Duke und Ray tauchen auf
Auf der Südostseite der Riverside-Deponie inmitten eines stinkenden Müllgebirgszuges trafen sie auf vier Streifenwagen, zwei Fahrzeuge der Gerichtsmedizin und einen Krankenwagen. Sie standen fein säuberlich in einer Reihe nebeneinander wie zur Besichtigung auf einem Schulfest. Dan hielt neben dem ersten Streifenwagen.
»Hier?«, fragte Bonnie.
»Wir haben sie hier gefunden, weil wir hier nach ihnen gesucht haben. Wir wussten sogar, wo genau auf der Deponie sie höchstwahrscheinlich liegen würden.«
Er öffnete ihr die Tür und gemeinsam schritten sie über zerquetschte Cornflakes-Packungen, aufgerissene Windeln und fauliges Gemüse. Ein brennender Gestank stieg von der nahen Müllverbrennungsanlage auf und verdichtete den ohnehin kaum zu ertragenden mittäglichen Smog. Detective Mesic hustete.

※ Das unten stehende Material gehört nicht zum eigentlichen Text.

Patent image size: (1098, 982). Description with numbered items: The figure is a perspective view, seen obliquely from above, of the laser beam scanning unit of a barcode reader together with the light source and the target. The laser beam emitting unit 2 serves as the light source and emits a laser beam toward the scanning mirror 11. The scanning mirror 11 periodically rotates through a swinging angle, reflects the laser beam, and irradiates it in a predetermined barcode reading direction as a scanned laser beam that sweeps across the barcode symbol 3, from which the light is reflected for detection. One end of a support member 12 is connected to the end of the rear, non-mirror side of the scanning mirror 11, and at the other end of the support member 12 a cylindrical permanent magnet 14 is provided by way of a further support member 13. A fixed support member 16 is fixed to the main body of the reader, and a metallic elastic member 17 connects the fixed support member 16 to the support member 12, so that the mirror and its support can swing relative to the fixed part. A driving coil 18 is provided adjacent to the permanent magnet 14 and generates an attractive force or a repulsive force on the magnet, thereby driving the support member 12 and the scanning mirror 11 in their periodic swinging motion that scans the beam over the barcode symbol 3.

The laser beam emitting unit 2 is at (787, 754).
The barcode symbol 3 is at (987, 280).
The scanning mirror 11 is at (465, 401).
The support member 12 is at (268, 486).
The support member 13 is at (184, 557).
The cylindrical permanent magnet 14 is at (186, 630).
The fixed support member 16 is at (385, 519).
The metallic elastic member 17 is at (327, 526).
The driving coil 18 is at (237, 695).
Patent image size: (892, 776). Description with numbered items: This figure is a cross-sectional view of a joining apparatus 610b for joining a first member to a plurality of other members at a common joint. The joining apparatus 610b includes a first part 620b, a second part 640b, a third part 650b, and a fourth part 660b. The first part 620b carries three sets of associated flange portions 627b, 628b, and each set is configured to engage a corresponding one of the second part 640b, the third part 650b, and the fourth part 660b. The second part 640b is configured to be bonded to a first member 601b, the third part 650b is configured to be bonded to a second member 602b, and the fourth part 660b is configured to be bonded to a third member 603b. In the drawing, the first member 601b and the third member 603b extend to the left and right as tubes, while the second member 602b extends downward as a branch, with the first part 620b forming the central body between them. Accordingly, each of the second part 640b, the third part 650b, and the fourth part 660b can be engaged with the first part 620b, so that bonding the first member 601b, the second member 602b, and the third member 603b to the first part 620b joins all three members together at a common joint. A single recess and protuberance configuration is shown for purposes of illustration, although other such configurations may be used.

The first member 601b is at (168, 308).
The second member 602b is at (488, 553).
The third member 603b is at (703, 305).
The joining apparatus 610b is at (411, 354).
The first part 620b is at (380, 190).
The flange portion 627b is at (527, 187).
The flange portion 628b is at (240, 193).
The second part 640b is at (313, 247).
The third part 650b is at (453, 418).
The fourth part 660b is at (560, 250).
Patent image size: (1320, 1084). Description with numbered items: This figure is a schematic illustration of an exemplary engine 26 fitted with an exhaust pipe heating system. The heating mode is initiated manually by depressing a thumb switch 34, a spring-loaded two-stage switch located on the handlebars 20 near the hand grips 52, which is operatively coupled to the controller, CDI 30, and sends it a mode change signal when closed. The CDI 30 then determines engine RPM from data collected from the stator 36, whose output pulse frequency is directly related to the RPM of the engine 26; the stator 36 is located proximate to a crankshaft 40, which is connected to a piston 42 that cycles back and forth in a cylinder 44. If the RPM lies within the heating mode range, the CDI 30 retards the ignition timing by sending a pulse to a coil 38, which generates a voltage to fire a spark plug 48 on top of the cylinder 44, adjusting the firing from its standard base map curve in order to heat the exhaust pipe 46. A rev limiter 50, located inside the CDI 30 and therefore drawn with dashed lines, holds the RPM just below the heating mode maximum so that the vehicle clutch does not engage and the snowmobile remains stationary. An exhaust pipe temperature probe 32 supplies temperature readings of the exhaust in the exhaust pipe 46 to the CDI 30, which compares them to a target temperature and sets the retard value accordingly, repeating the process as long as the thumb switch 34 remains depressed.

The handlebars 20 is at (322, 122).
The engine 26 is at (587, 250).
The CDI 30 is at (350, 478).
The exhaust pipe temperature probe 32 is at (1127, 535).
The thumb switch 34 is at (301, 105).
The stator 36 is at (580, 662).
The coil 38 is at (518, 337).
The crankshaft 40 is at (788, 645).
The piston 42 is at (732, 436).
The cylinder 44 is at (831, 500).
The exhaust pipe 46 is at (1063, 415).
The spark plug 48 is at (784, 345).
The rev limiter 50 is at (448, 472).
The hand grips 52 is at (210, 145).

Keiner sprach. Es gab nichts zu sagen. Dan führte Bonnie durch die Reihe von Polizisten, Fotografen und Gerichtsmedizinern, die um eine bestimmte Stelle herumstanden. Und da lagen sie einträchtig nebeneinander: Duke und Ray. So wie man einst im Wilden Westen erlegte Revolverhelden in offenen Särgen für Schaulustige ausstellte.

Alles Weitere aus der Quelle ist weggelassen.